Among those whose first full-blooded original work was aired on BBC 2's ScreenPlay were William Ivory, who went on to create the current hit series Common as Muck, Allan Cubitt, who wrote the award-winning Prime Suspect 2, Lucy Gannon, who then created Peak Practice and Soldier Soldier, and Jimmy McGovern, inventor of Cracker, who has returned to the BBC with his award-winning film Priest, to be shown next year. Other writers whose first full-length work has been produced of late by the BBC range from performers Meera Syal, Benjamin Zephaniah and Owen O'Neill to rising talents Catherine Johnson, Biyi Bandele Thomas, Clare McIntyre and Ronan Bennett.

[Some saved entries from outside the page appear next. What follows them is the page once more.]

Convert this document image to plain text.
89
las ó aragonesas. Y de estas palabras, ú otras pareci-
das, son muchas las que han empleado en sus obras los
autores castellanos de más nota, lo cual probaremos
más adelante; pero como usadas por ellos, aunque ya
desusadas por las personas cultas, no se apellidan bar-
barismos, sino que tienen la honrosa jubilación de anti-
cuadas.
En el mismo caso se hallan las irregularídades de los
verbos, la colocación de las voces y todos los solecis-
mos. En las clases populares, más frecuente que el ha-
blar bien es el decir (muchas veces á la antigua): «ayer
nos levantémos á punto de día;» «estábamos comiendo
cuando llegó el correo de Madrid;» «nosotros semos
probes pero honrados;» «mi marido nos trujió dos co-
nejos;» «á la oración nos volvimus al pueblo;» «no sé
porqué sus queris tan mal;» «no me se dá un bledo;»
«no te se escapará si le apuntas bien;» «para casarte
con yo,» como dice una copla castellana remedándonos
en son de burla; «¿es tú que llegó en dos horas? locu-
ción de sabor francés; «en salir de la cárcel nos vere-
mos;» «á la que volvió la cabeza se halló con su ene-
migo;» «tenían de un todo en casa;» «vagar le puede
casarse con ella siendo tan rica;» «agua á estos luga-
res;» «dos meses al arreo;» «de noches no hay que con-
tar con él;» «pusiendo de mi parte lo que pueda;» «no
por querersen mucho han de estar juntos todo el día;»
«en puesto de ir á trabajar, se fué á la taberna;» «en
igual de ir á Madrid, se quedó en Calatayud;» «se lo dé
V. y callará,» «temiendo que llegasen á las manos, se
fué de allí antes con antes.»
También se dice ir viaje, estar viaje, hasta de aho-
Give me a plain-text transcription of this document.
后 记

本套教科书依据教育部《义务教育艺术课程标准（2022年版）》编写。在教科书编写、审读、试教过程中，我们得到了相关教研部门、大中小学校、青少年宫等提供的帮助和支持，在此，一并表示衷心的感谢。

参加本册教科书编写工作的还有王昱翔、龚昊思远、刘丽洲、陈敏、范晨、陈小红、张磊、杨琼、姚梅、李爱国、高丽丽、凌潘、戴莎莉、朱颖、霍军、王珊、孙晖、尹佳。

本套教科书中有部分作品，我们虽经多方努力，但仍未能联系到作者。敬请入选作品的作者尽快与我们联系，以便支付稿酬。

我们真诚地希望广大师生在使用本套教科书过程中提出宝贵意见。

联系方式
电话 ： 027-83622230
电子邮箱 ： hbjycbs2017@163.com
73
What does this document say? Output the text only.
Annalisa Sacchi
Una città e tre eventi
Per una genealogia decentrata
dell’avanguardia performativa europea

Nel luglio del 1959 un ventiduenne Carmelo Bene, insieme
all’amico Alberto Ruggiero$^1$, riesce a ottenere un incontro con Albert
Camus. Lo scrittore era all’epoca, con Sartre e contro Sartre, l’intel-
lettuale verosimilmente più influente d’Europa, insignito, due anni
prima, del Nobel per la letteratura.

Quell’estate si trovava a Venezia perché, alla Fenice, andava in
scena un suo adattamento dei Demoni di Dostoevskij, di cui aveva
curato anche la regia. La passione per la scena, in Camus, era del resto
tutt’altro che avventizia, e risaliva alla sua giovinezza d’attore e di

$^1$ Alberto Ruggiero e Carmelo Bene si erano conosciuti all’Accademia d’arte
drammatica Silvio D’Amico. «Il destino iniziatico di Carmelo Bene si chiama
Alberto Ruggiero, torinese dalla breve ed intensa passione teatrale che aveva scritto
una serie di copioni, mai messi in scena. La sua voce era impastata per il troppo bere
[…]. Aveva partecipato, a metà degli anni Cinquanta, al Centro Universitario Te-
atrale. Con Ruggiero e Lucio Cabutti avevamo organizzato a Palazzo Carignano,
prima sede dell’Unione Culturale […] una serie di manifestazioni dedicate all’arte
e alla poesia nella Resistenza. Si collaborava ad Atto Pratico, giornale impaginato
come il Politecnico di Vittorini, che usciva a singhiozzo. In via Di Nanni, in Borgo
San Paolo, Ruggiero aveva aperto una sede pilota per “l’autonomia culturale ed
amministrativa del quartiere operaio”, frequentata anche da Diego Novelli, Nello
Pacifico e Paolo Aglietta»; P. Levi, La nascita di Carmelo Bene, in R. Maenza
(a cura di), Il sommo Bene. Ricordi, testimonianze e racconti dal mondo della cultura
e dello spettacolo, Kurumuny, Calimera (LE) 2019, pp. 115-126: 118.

In addition to their regular single drama slots, the BBC also has numerous initiatives explicitly designed to encourage new writers: Black Screen, Double Exposure, Tartan Shorts and The Dennis Potter Award, to name but a few. Contrast this with ITV where a networked single drama by a new writer is virtually unheard of, and Channel 4, whose Alan Bleasdale Presents season of four films is its first commitment to full-length single TV drama since it axed its 4-Play strand in 1991.
It is argued that a return to studio would open up more opportunities for new writers because we could make many more plays. But many of the new generation of writers and directors have been reared on film, not theatre. They find the studio limiting and there is a danger of the studio play appearing quaint and old-fashioned.
In BBC 2's recent season of studio plays, Stages, the outstanding dramas were those where the quality of writing and performance were best served by the confines of a studio set. Two new revivals in the forthcoming Performance season, Potter's Message for Posterity and Paddy Chayefsky's The Mother, give further proof of the studio's resilience as a forum for taut, impassioned drama. There can still clearly be a role for the studio where the writing actually plays to the strengths of the medium, but studio drama is not so much cheaper than film these days that we need confine new writers to it.
Next year on the BBC there will be over 30 new films across both channels, many of them by new writers. They'll be provocative, funny, elegiac, witty, period, contemporary, hard-hitting, romantic, challenging and sexy. Watch them.